The whole interfaith service had a broad focus on equality, justice, healing and the uplifting of oppressed minorities, as leaders from every major religion joined together to pray for the “new administration, the Congress, the courts and all who serve the public good”.

After some toned-down hymns accompanied by an organist, gay icon Patti LaBelle appeared to give a rousing performance of “The Star-Spangled Banner”.

Faith leaders then gave readings, prayers and messages of encouragement to the new administration.

Among them was lesbian rabbi Sharon Kleinbaum, of Congregation Beit Simchat Torah, who gave a reading from Deuteronomy while sitting in front of a rainbow Pride flag.

Lesbian Rabbi Sharon Kleinbaum, of Congregation Beit Simchat Torah, speaks at the virtual inaugural prayer service

Lesbian Rabbi Sharon Kleinbaum, of Congregation Beit Simchat Torah, speaks at Joe Biden’s virtual inaugural prayer service. (YouTube/ Washington National Cathedral)

Barbara Satin, an 86-year-old trans woman who is the National LGBTQ Task Force’s Faith Work Director, said a prayer for the US armed forces.

Messages from Black, gay reverend Fred Davie, executive vice president of Union Theological Seminary, and reverend Dr Paula Stone Williams, a trans author and pastor at Left Hand Church, were also included.

Lastly, reverend Dr Yvette Flunder, presiding bishop at the Fellowship of Affirming Ministries, spoke at the serve.

Flunder began her career by ministering to people in San Francisco with HIV/AIDS during the 1980s epidemic, and her church founded the first all-trans choir in the US. She has been with her wife Shirley for almost 40 years.

After messages for the many faith leaders, bishop William J Barber II gave the sermon.

He said: “God, grant us wisdom and grant us courage, until thoughts of destroying one another give way to deeds of embracing each other.

“Until our policies prove our promise of equal justice under law.

“Until we decide too many have been hurting for too long.
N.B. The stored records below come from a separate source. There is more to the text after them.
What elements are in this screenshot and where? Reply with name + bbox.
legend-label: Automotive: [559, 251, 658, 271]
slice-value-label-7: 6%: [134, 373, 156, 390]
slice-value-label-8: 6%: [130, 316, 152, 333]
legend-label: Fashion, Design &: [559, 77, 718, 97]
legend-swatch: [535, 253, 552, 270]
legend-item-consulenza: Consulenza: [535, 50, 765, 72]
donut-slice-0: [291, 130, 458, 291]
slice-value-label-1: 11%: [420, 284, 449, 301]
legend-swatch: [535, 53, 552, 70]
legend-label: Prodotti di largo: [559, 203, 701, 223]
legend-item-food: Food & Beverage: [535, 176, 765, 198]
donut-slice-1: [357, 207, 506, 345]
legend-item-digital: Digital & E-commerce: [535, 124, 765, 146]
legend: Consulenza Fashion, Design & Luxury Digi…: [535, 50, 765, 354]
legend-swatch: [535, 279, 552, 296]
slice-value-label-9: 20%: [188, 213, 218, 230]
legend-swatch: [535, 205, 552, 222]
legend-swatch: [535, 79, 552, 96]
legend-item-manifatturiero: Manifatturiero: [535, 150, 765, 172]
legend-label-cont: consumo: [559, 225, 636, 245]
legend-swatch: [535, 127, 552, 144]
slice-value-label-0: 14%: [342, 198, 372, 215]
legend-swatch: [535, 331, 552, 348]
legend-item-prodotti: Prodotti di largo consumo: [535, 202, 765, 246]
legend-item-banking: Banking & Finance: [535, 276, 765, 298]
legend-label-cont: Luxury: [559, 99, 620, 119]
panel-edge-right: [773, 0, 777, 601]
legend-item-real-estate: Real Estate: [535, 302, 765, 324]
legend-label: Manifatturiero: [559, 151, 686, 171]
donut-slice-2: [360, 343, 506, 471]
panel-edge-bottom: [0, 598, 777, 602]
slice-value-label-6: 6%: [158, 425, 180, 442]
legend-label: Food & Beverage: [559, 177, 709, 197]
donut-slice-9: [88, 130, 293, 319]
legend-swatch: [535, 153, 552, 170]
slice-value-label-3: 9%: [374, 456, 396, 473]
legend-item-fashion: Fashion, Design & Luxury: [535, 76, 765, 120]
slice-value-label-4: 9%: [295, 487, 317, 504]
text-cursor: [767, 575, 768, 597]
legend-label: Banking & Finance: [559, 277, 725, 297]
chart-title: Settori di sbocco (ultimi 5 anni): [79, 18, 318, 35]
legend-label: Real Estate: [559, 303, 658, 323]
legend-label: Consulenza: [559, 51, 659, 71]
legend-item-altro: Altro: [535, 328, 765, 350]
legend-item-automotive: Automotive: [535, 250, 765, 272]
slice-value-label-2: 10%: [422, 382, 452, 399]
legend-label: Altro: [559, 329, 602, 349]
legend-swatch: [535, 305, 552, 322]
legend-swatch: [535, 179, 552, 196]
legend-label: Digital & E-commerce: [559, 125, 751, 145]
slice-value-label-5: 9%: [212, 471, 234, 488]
Grant us courage until in every way we show in out democratic process that everybody has a right to live.

“Until we lift from the bottom so that everybody rises. Until the stones that the builders rejected become the chief cornerstones of a new social reality.

“Please God, grant us wisdom, grant us courage for the facing of this hour.

“Until together we make sure the poor are lifted, the sick are healed, children are protected, civil rights and human rights are never neglected… Until we make sure there is racial justice, and economic justice, and living wage justice, and healthcare justice, and ecological justice, and disability justice, and justice for homeless, and justice for the poor and low wealth and working poor, and immigrant justice.”

He added: “Grant wisdom and courage to every person Black and white, Latino, Native, Asian, Jewish, Muslim, Christian, Hindu, every person of faith, people not of faith, grant every human being created by God, documented or undocumented, gay, straight or trans, young or old.”

Alphonso David, Human Rights Campaign president, said in a statement: “President Joe Biden’s commitment to inclusion and mirroring the true image of America in the new administration shines through powerfully in this historic, LGBT-inclusive, prayer service.

“This service reflects a critical change in tone away from the cynical use of religion and faith as weapons of division against the LGBT+ community, and instead towards tools of service in the work of justice and inclusion.

“Elevating the voices of LGBT+ faith leaders sends a strong message to the LGBT+ community – that we are integral parts of faith communities, and that our continued advocacy for equity is crucial for the work of healing the soul of America.”

In contrast with Joe Biden, Donald Trump’s inaugural prayer service was led by anti-LGBT+ pastor Robert Jeffress, who said gay people are “unnatural”, “filthy” and “abominable”.